County Commissioners, using our tax dollars, are fighting Colorado Open Lands to break their “firm commitment to the landowner and the community,” just 22 years after a conservation easement was accepted for the Fiester Preserve.

Commissioners voted on this precedent setting extinguishment of a conservation easement without the subject being on the public agenda. There have been no public hearings. This, after a remarkable 78% of Summit County voters passed a tax on themselves, to purchase more open space.



Forests naturally cycle over perpetuity. The conservation value of the land does not change. Karn Stiegelmeier argues beetle-kill trees removed from the preserve have diminished the conservation value. Beetle-kill trees have been removed from thousands of acres of Summit County protected lands to mitigate wildfire. Have these parcels lost their conservation value? Of course not! These treated lands and the Fiester will be forested again. Nature recovers. Several years ago, Frisco Elementary students planted trees on the Fiester. Some are 5 feet tall now.

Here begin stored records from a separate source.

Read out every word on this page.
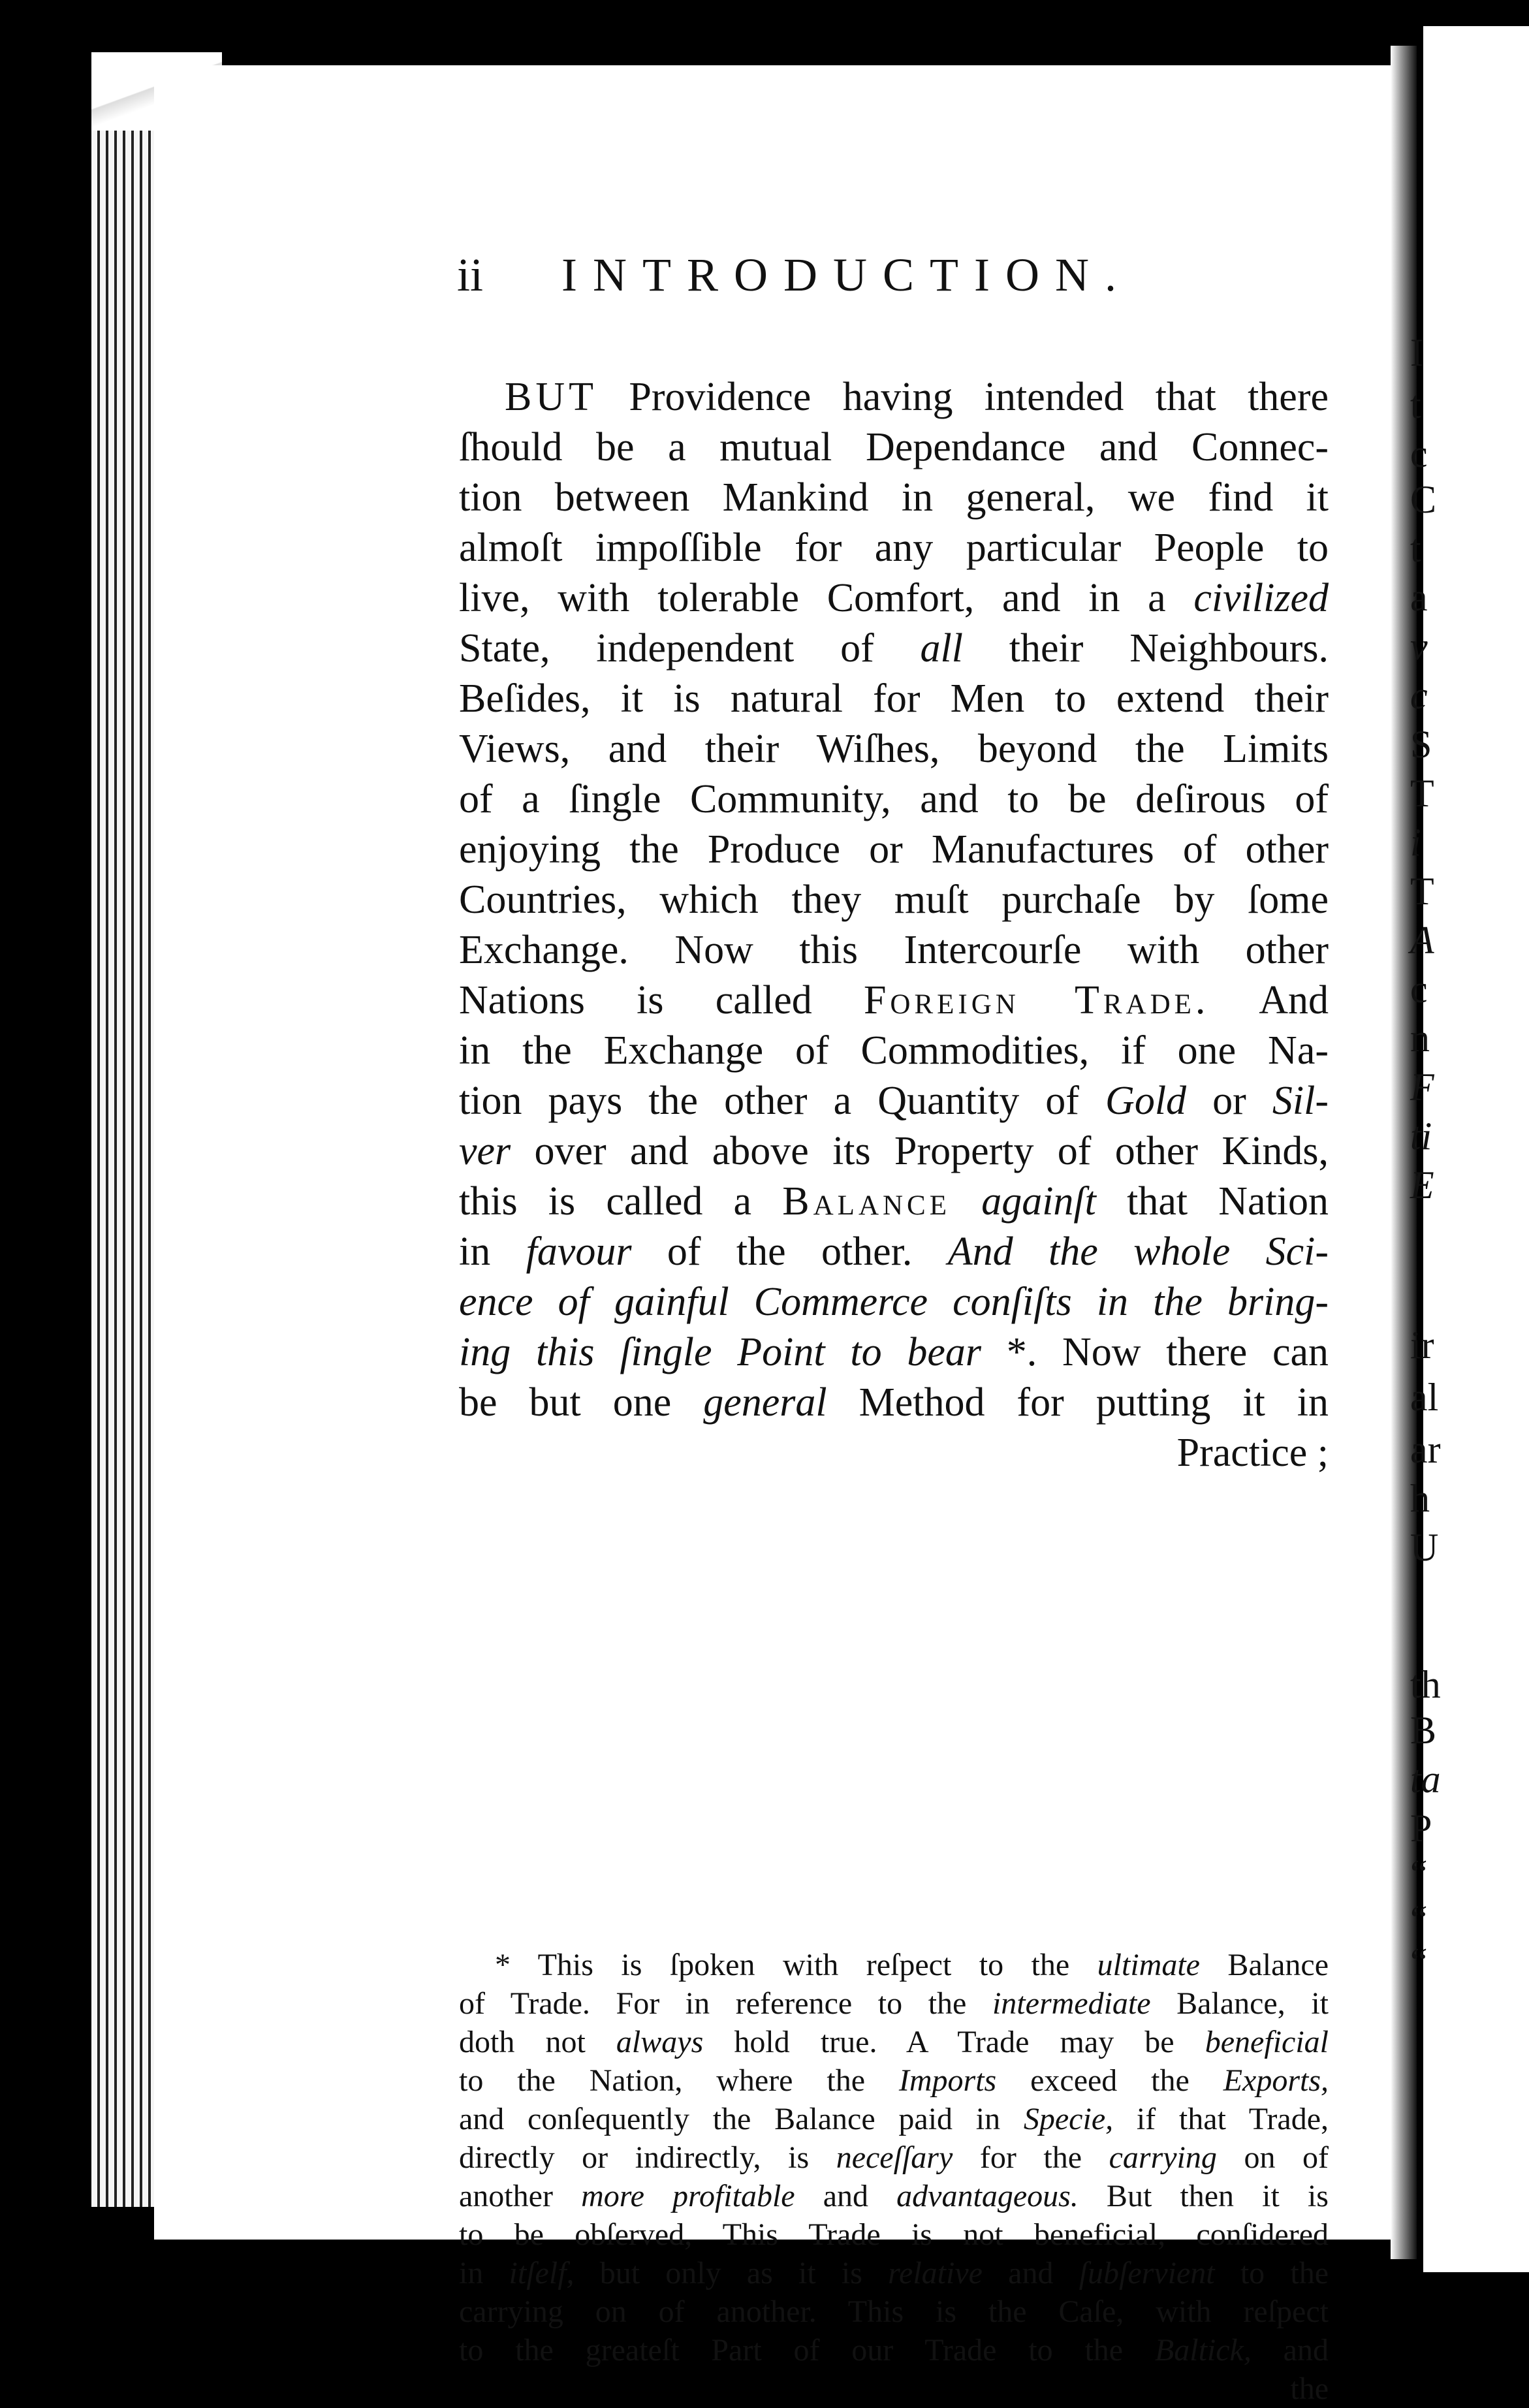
ii INTRODUCTION.
BUT Providence having intended that there
ſhould be a mutual Dependance and Connec-
tion between Mankind in general, we find it
almoſt impoſſible for any particular People to
live, with tolerable Comfort, and in a civilized
State, independent of all their Neighbours.
Beſides, it is natural for Men to extend their
Views, and their Wiſhes, beyond the Limits
of a ſingle Community, and to be deſirous of
enjoying the Produce or Manufactures of other
Countries, which they muſt purchaſe by ſome
Exchange. Now this Intercourſe with other
Nations is called Foreign Trade. And
in the Exchange of Commodities, if one Na-
tion pays the other a Quantity of Gold or Sil-
ver over and above its Property of other Kinds,
this is called a Balance againſt that Nation
in favour of the other. And the whole Sci-
ence of gainful Commerce conſiſts in the bring-
ing this ſingle Point to bear *. Now there can
be but one general Method for putting it in
Practice ;
* This is ſpoken with reſpect to the ultimate Balance
of Trade. For in reference to the intermediate Balance, it
doth not always hold true. A Trade may be beneficial
to the Nation, where the Imports exceed the Exports,
and conſequently the Balance paid in Specie, if that Trade,
directly or indirectly, is neceſſary for the carrying on of
another more profitable and advantageous. But then it is
to be obſerved, This Trade is not beneficial, conſidered
in itſelf, but only as it is relative and ſubſervient to the
carrying on of another. This is the Caſe, with reſpect
to the greateſt Part of our Trade to the Baltick, and
the
I
t
c
C
t
a
v
c
S
T
i
T
A
c
n
F
ti
E
ir
al
ar
h
U
th
B
ta
P
“
“
“
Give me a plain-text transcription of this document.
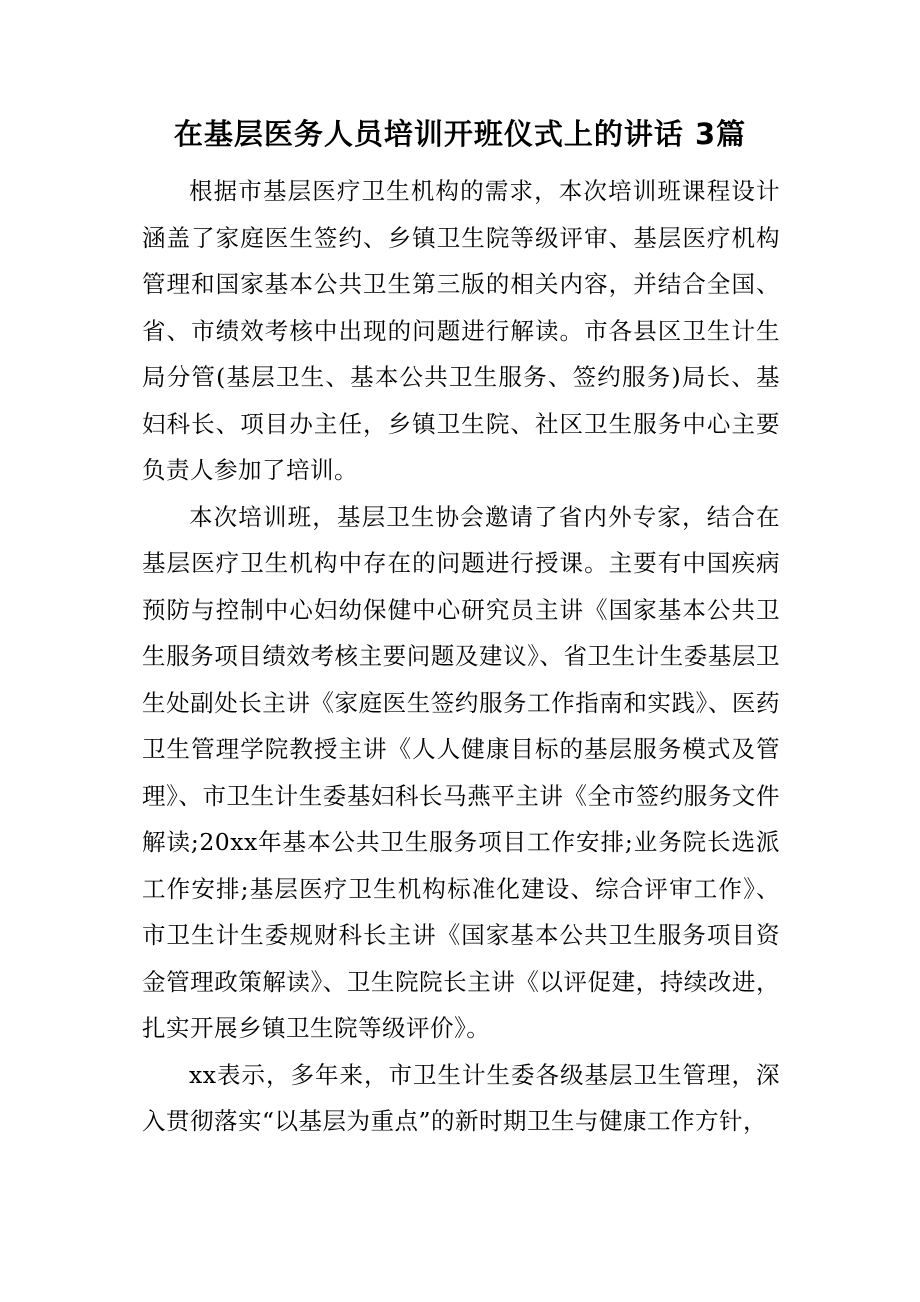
在基层医务人员培训开班仪式上的讲话 3篇

根据市基层医疗卫生机构的需求，本次培训班课程设计涵盖了家庭医生签约、乡镇卫生院等级评审、基层医疗机构管理和国家基本公共卫生第三版的相关内容，并结合全国、省、市绩效考核中出现的问题进行解读。市各县区卫生计生局分管(基层卫生、基本公共卫生服务、签约服务)局长、基妇科长、项目办主任，乡镇卫生院、社区卫生服务中心主要负责人参加了培训。

本次培训班，基层卫生协会邀请了省内外专家，结合在基层医疗卫生机构中存在的问题进行授课。主要有中国疾病预防与控制中心妇幼保健中心研究员主讲《国家基本公共卫生服务项目绩效考核主要问题及建议》、省卫生计生委基层卫生处副处长主讲《家庭医生签约服务工作指南和实践》、医药卫生管理学院教授主讲《人人健康目标的基层服务模式及管理》、市卫生计生委基妇科长马燕平主讲《全市签约服务文件解读;20xx年基本公共卫生服务项目工作安排;业务院长选派工作安排;基层医疗卫生机构标准化建设、综合评审工作》、市卫生计生委规财科长主讲《国家基本公共卫生服务项目资金管理政策解读》、卫生院院长主讲《以评促建，持续改进，扎实开展乡镇卫生院等级评价》。

xx表示，多年来，市卫生计生委各级基层卫生管理，深入贯彻落实“以基层为重点”的新时期卫生与健康工作方针，
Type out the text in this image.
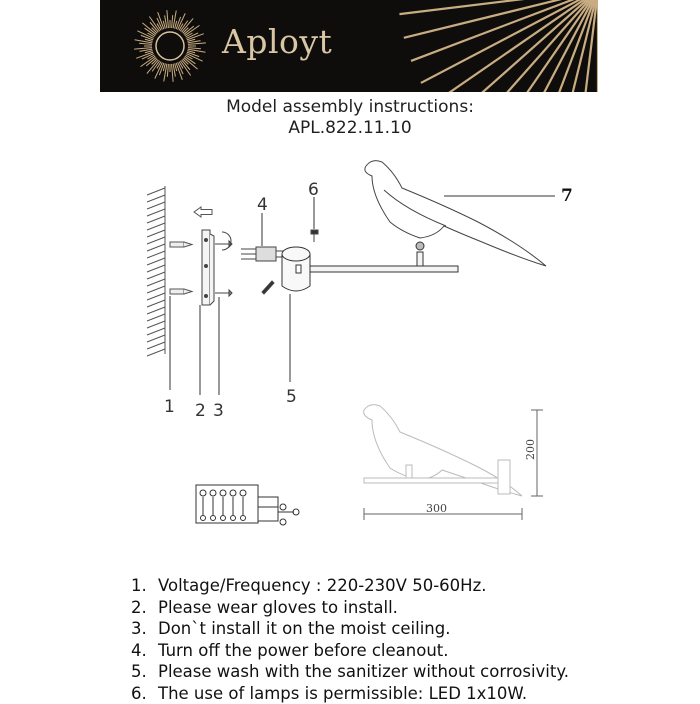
Aployt
Model assembly instructions:
APL.822.11.10
1 2 3
4
5
6	7
300
200
1. Voltage/Frequency : 220-230V 50-60Hz.
2. Please wear gloves to install.
3. Don`t install it on the moist ceiling.
4. Turn off the power before cleanout.
5. Please wash with the sanitizer without corrosivity.
6. The use of lamps is permissible: LED 1x10W.
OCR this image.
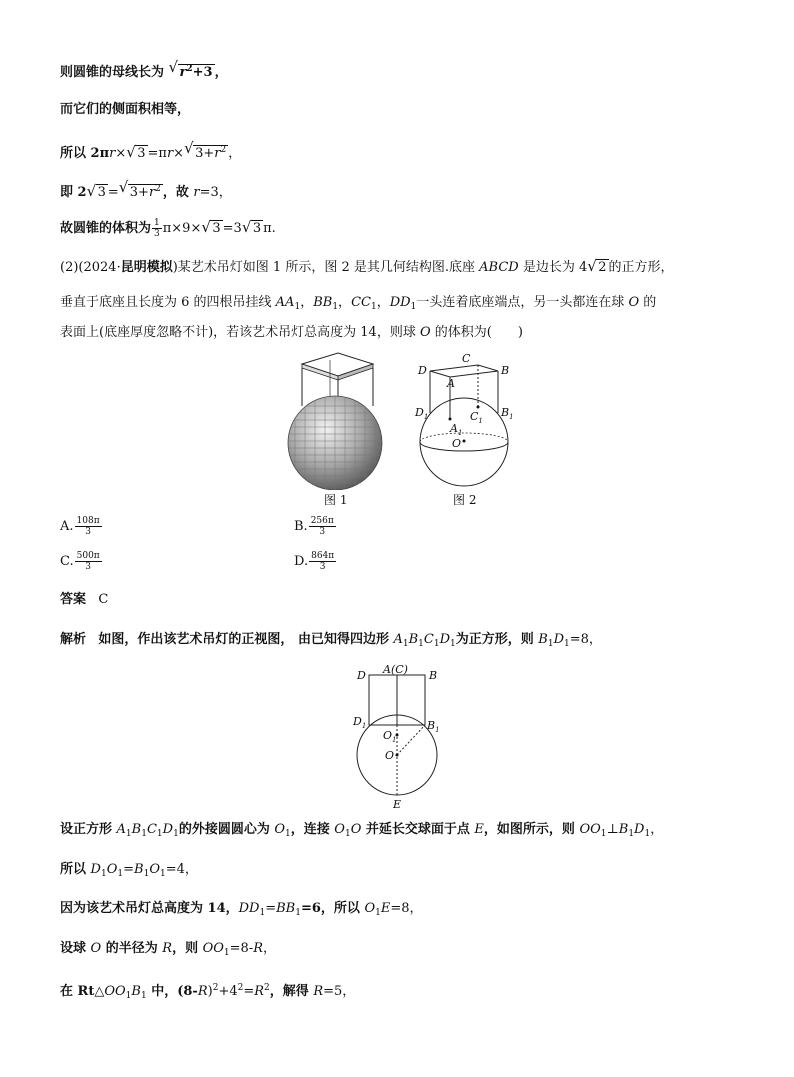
则圆锥的母线长为 √ $r^2+3$ ，
而它们的侧面积相等，
所以 2πr×√ 3 =πr×√ $3+r^2$ ，
即 2√ 3 =√ $3+r^2$ ，故 r=3，
故圆锥的体积为 $\frac{1}{3} \pi\times 9\times√$ 3 =3√ 3 π.
(2)(2024·昆明模拟)某艺术吊灯如图 1 所示，图 2 是其几何结构图.底座 ABCD 是边长为 4√ 2 的正方形，
垂直于底座且长度为 6 的四根吊挂线 $AA_1$，$BB_1$，$CC_1$，$DD_1$一头连着底座端点，另一头都连在球 O 的
表面上(底座厚度忽略不计)，若该艺术吊灯总高度为 14，则球 O 的体积为(　　)
图 1
C
D
A
B
$D_1$	$C_1$
$B_1$
$A_1$
O
图 2
A. $\frac{108\pi}{3}$	B. $\frac{256\pi}{3}$
C. $\frac{500\pi}{3}$	D. $\frac{864\pi}{3}$
答案 C
解析 如图，作出该艺术吊灯的正视图， 由已知得四边形 $A_1B_1C_1D_1$为正方形，则 $B_1D_1=8$，
D A(C) B
$D_1$	$B_1$
$O_1$
O
E
设正方形 $A_1B_1C_1D_1$的外接圆圆心为 $O_1$，连接 $O_1O$ 并延长交球面于点 E，如图所示，则 $OO_1\perp B_1D_1$，
所以 $D_1O_1=B_1O_1=4$，
因为该艺术吊灯总高度为 14，$DD_1=BB_1=6$，所以 $O_1E=8$，
设球 O 的半径为 R，则 $OO_1=8-R$，
在 $Rt\triangle OO_1B_1$ 中，$(8-R)^2+4^2=R^2$，解得 R=5，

Land preserved in perpetuity cannot be at the mercy of the latest development idea addressing pressing community concerns. How about affordable housing on the Giberson Preserve? What about a much-needed county airport on the Doig Homestead Preserve? Let’s not start down this slippery slope. We all have our cherished open spaces that we count on.



Karn Stiegelmeier, Elisabeth Lawrence and Thomas Davidson, our commissioners, should do the right thing and stop their lawsuit against Colorado Open Lands.